The Story
Why it exists.
The beginning
Figolo exists because Ursula and Christian Lengling found themselves captivated by certain people. Not the easy, agreeable types, the ones who walk into a room and somehow change its temperature. Fascinating personalities with a special aura, as the brand describes it. These figures became the raw material. A modern fragrance portrait, the house calls it, one that combines memory and fantasy in equal measure. The result is a scent that mirrors that magnetic quality, charming when it wants to be, commanding when it chooses to be. Nothing wishy-washy about Figolo. It knows exactly what it is.

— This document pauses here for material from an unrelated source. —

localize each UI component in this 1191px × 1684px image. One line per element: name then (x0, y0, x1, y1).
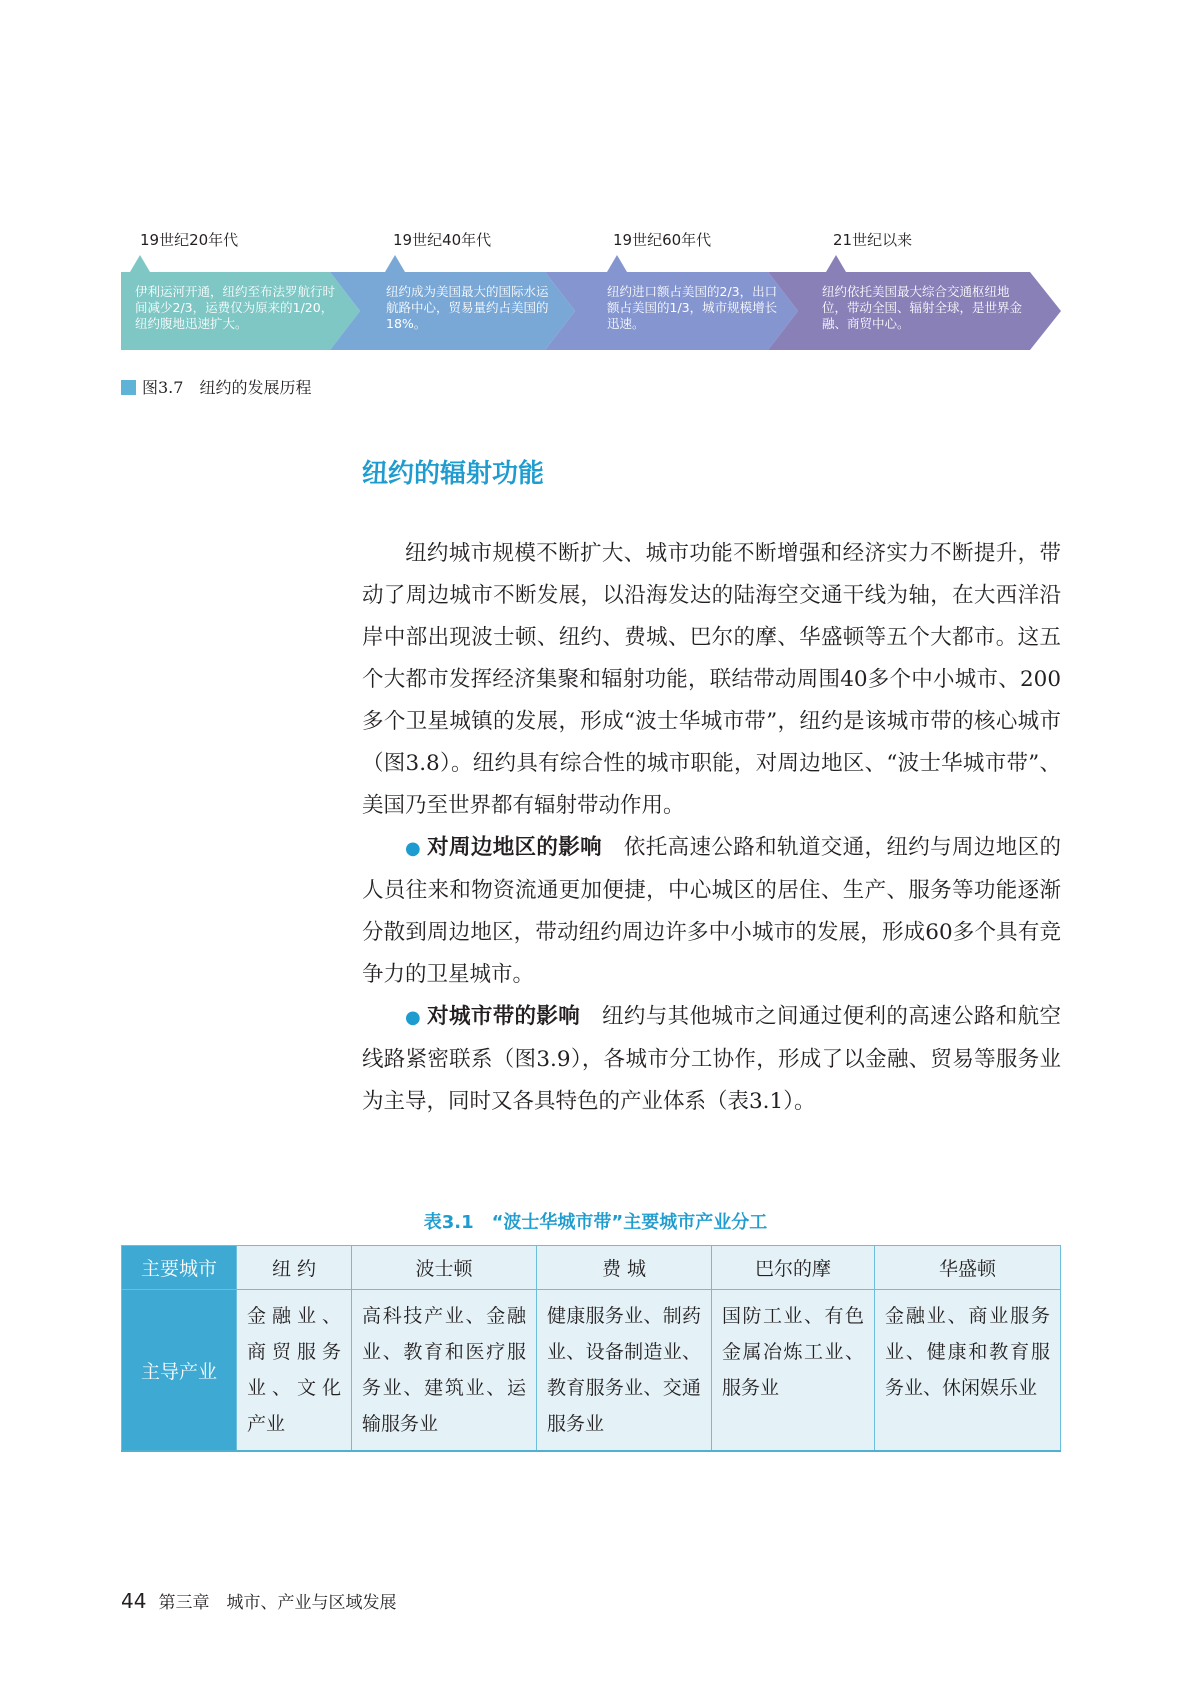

What makes Figolo structurally interesting is how it refuses the usual compromise. Green transparency and masculine authority don't take turns here, they're layered, stacked, in conversation from the first spray. The aldehydes provide that retro-glam lift, the cool mint grounds it immediately, and beneath both runs the leather-tobacco backbone. It's not a fragrance that seduces you gently. It's one that captures you mid-sentence and makes you forget what you were saying. The LENG/LING duality finds its most readable expression in Figolo: the light and the dark, the charm and the command, both present and both undeniable.
The evolution
The opening is mint-cool and aldehydic, a bright, almost crystalline entrance that announces transparency. Thirty minutes in, the cypriol oil starts to show. Earthy. Slightly animalic. The mint retreats and cedar steps forward, bringing structure with it. The leather arrives quietly at first, then holds its ground alongside tobacco absolute. By the third hour, the composition has shifted entirely. What began sparkling is now grounded, intimate, still present. The drydown settles into patchouli and musk, warm, close, lasting well into the next day on skin and longer on fabric.
Cultural impact
Figolo occupies a specific corner of the niche market, the gender-defying woody that refuses to be merely pleasant. Wearers describe it as the scent of someone who walks into a room and doesn't need to announce themselves. The aldehydic lift gives it a retro quality that surprises in a contemporary context, while the leather-tobacco backbone keeps it grounded. It's not a crowd-pleaser, and that's exactly the point for those who wear it.